A .500 record four games into the season is not usually something to write home about, but the New York Knicks are often an unusual case — and it rings true as the new year approaches.
The Knicks are winners of two straight after a shocking blowout of the high-powered Milwaukee Bucks and a methodical closeout of the Cleveland Cavaliers, which featured a 28-point, 12-rebound, 11-assist triple-double from the ever-improving Julius Randle.
In a year where the unprecedented and unpredictable has controlled the world, it’s only fitting that competence from a Knicks franchise that has been dysfunctional for decades is a trivial addition to the list.
But that’s what having a truly competent head coach will do as the hiring of Tom Thibodeau has helped revamp the Knicks’ culture. This is truly a team that will go all-out for their coach.
“I think Thibs, from the start of training camp, just did a great job of just implementing his system of how we want to play,” Randle said following Tuesday night’s win over Cleveland. “We don’t have to second-guess where we’re going to be on the floor. We have great spacing and if the defense is collapsing, I can depend on whoever it is to cut or to be in the right (place). And just make the easy play. We’re all just trying to make the easy play, the right play, and play for each other unselfishly.”
Sometimes it’s difficult to find that unselfish brand in today’s NBA, but Randle is quickly becoming the poster child for that team-first mindset. Tuesday night was the third time in just four games that the forward had seven or more assists in a game. Last year, he had just one game of seven assists in 64 outings.
Thibodeau’s philosophy is also rubbing off on the Knicks’ defense — most notably their transitional game. As noted by SNY’s Thomas Dee, the Knicks committed 25 turnovers against the Cavaliers, but only allowed 27 points off of them.
That’s a willingness to do the little things correctly, like making up for a teammate’s mistake by hurrying back to play defense.
That’s something that hasn’t been seen in quite some time from a Knicks team.
“He’s coach that demands every player to go out there and play the right way. I think he let that be known from Day 1 in camp that we’re not going to force shots,” veteran guard Reggie Bullock said after his 17-point, seven-rebound outing against the Cavs. “We’re going to share the ball, we’re going to try to play the right way.
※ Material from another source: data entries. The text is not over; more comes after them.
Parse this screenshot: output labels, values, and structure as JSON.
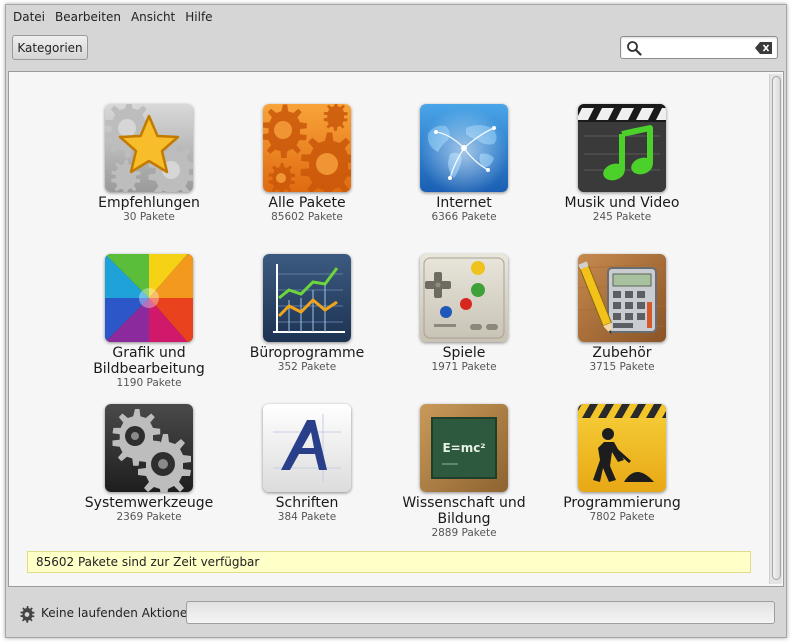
{
  "menubar": {
    "items": [
      "Datei",
      "Bearbeiten",
      "Ansicht",
      "Hilfe"
    ]
  },
  "toolbar": {
    "kategorien_label": "Kategorien",
    "search": {
      "value": "",
      "placeholder": ""
    }
  },
  "categories": [
    {
      "name": "Empfehlungen",
      "count": "30 Pakete",
      "icon": "star-icon"
    },
    {
      "name": "Alle Pakete",
      "count": "85602 Pakete",
      "icon": "gears-icon"
    },
    {
      "name": "Internet",
      "count": "6366 Pakete",
      "icon": "globe-icon"
    },
    {
      "name": "Musik und Video",
      "count": "245 Pakete",
      "icon": "clapperboard-music-icon"
    },
    {
      "name": "Grafik und Bildbearbeitung",
      "count": "1190 Pakete",
      "icon": "color-wheel-icon"
    },
    {
      "name": "Büroprogramme",
      "count": "352 Pakete",
      "icon": "line-chart-icon"
    },
    {
      "name": "Spiele",
      "count": "1971 Pakete",
      "icon": "gamepad-icon"
    },
    {
      "name": "Zubehör",
      "count": "3715 Pakete",
      "icon": "calculator-icon"
    },
    {
      "name": "Systemwerkzeuge",
      "count": "2369 Pakete",
      "icon": "system-gears-icon"
    },
    {
      "name": "Schriften",
      "count": "384 Pakete",
      "icon": "font-icon"
    },
    {
      "name": "Wissenschaft und Bildung",
      "count": "2889 Pakete",
      "icon": "chalkboard-icon"
    },
    {
      "name": "Programmierung",
      "count": "7802 Pakete",
      "icon": "construction-icon"
    }
  ],
  "icon_text": {
    "chalkboard": "E=mc²"
  },
  "notice": "85602 Pakete sind zur Zeit verfügbar",
  "statusbar": {
    "text": "Keine laufenden Aktionen"
  },
  "colors": {
    "window_bg": "#d6d6d6",
    "content_bg": "#f6f6f6",
    "notice_bg": "#ffffc8",
    "notice_border": "#e0dc8a"
  }
}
As long as you’re playing hard on offense, on defense, moving the ball, every player on this team is going to get a chance.
“That’s what he harped about at the beginning of the season and it’s just guys that are trying to buy in and do those things on a nightly basis. If coach sees that, your number will be called. It’s just all about us playing together, not one player is going to be able to do it. It’s about all of us doing it together and going out and competing and playing hard.”